Method 2: Array of arrays

#let user-dict-array = (
  ("東京スカイツリー", "カスタム名詞", "トウキョウスカイツリー"),
  ("東武スカイツリーライン", "カスタム名詞", "トウブスカイツリーライン"),
  ("とうきょうスカイツリー駅", "カスタム名詞", "トウキョウスカイツリーエキ")
)

#show-ruby("東京スカイツリーの最寄り駅はとうきょうスカイツリー駅です", user-dict: user-dict-array)

Method 3: Load from CSV file

$ cat user_dict.csv
東京スカイツリー,カスタム名詞,トウキョウスカイツリー
東武スカイツリーライン,カスタム名詞,トウブスカイツリーライン
とうきょうスカイツリー駅,カスタム名詞,トウキョウスカイツリーエキ
#let user-dict-from-file = csv("user_dict.csv")

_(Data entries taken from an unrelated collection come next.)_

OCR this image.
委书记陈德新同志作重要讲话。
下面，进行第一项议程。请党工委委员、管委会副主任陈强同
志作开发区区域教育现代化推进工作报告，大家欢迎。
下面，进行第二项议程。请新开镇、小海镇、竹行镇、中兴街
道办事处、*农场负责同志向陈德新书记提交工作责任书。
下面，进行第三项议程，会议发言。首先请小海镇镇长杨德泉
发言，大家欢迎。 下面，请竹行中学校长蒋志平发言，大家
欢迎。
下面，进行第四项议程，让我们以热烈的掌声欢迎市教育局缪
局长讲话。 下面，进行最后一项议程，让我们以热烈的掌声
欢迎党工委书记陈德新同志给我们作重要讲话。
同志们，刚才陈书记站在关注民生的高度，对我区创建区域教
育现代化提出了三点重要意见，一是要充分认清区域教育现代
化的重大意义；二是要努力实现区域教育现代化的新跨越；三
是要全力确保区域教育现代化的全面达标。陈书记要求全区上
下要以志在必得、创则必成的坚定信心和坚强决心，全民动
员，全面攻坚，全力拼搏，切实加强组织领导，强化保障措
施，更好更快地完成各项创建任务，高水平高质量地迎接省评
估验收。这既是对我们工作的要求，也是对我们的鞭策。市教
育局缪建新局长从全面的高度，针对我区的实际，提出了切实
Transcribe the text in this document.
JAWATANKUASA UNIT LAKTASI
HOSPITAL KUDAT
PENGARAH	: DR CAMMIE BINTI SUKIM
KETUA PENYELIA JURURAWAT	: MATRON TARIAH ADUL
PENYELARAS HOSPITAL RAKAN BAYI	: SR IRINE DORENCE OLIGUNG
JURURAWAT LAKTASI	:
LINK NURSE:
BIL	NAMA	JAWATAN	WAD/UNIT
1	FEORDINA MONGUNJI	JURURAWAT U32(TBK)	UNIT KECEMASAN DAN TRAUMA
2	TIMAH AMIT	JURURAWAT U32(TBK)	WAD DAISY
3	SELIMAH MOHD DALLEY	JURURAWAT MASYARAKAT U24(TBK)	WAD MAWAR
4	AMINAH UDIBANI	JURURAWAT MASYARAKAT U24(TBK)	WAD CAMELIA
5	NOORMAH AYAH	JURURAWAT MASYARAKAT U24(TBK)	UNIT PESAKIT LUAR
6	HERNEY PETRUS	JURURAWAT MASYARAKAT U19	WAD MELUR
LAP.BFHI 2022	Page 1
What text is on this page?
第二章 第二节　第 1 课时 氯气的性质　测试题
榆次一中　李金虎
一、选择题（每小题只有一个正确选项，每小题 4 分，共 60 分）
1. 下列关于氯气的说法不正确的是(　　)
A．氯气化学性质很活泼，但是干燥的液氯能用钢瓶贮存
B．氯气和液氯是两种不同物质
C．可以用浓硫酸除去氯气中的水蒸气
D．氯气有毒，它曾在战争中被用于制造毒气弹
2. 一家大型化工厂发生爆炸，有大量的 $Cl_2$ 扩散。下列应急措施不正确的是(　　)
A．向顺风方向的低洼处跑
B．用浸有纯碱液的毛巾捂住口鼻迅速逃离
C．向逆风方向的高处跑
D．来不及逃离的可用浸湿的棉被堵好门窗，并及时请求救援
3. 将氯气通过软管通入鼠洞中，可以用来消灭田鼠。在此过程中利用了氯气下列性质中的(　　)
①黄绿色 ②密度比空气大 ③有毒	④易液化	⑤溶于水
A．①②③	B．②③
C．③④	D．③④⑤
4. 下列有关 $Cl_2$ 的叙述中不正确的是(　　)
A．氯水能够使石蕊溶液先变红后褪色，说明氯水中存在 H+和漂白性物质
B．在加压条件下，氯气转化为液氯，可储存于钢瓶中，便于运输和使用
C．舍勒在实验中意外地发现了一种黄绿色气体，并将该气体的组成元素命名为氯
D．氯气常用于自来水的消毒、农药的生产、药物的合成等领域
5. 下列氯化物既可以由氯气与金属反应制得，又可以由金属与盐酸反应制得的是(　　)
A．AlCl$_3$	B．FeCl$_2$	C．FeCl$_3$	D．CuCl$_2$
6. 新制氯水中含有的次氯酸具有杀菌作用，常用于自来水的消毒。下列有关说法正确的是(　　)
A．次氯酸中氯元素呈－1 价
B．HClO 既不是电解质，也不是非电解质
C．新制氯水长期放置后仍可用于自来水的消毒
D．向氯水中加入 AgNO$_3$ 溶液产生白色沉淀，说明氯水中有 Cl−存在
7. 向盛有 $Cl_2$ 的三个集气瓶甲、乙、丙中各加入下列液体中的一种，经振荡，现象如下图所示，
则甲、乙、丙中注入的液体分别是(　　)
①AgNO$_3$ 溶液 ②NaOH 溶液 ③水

#show-ruby("東京スカイツリーの最寄り駅はとうきょうスカイツリー駅です", user-dict: user-dict-from-file)

Under the Hood

This package uses Lindera (a Rust port of Kuromoji) with two available dictionary options:

  • IPADIC: Standard Japanese morphological dictionary
  • UniDic: Alternative dictionary with different part-of-speech classifications

The processing workflow:

  1. The text is passed from Typst to the Rust WASM plugin.
  2. Lindera tokenizes the text using the specified dictionary and retrieves readings.
  3. A custom algorithm aligns the readings with the surface form to separate okurigana (kana endings of verbs/adjectives) from the kanji stems.
  4. The structured data is returned to Typst and rendered using the rubby package for furigana display.

License

This project is distributed under the AGPL-3.0-or-later License. See LICENSE for details.